In conclusion, the composite photocatalyst based on strontium doping, and the preparation method and the application thereof provided by the invention have the advantages that the composite photocatalyst prepared by the invention has obvious visible light absorption intensity, photocatalytic performance and photo-corrosion resistance. In addition, the composite photocatalyst can effectively degrade antibiotics in the organic wastewater, is high in removal rate and has a recycling value.

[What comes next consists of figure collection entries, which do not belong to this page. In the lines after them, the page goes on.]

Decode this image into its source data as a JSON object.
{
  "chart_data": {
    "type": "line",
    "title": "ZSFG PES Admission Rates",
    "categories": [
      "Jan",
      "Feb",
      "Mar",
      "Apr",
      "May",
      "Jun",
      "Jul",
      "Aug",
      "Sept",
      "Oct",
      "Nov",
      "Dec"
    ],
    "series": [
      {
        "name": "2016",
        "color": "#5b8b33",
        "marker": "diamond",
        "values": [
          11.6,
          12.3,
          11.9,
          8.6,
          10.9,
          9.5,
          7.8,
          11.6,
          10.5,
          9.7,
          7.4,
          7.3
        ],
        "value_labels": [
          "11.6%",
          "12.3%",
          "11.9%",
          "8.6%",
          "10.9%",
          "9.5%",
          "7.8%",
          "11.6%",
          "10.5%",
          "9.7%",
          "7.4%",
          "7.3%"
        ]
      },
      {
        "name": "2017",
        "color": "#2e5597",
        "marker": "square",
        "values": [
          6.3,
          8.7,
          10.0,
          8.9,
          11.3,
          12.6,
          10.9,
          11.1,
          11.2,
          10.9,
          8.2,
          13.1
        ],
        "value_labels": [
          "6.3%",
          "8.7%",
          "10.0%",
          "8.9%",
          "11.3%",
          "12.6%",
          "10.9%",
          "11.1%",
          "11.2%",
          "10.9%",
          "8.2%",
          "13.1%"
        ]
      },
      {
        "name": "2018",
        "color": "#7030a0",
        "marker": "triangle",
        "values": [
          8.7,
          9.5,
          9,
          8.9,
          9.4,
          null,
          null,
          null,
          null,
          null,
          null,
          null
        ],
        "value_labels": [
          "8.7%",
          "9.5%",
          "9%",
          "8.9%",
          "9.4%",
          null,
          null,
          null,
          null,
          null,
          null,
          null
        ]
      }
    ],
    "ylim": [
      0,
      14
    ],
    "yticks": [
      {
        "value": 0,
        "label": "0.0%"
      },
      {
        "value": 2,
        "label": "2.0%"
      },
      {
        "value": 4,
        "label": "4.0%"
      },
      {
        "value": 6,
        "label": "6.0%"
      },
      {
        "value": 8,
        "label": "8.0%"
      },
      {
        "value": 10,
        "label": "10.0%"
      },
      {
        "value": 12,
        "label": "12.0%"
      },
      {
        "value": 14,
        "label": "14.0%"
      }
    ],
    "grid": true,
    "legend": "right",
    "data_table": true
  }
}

The technical features of the embodiments described above may be arbitrarily combined, and for the sake of brevity, all possible combinations of the technical features in the embodiments described above are not described, but should be considered as being within the scope of the present specification as long as there is no contradiction between the combinations of the technical features.

The above-mentioned embodiments only express several embodiments of the present invention, and the description thereof is more specific and detailed, but not construed as limiting the scope of the invention. It should be noted that, for a person skilled in the art, several variations and modifications can be made without departing from the inventive concept, which falls within the scope of the present invention. Therefore, the protection scope of the present patent shall be subject to the appended claims.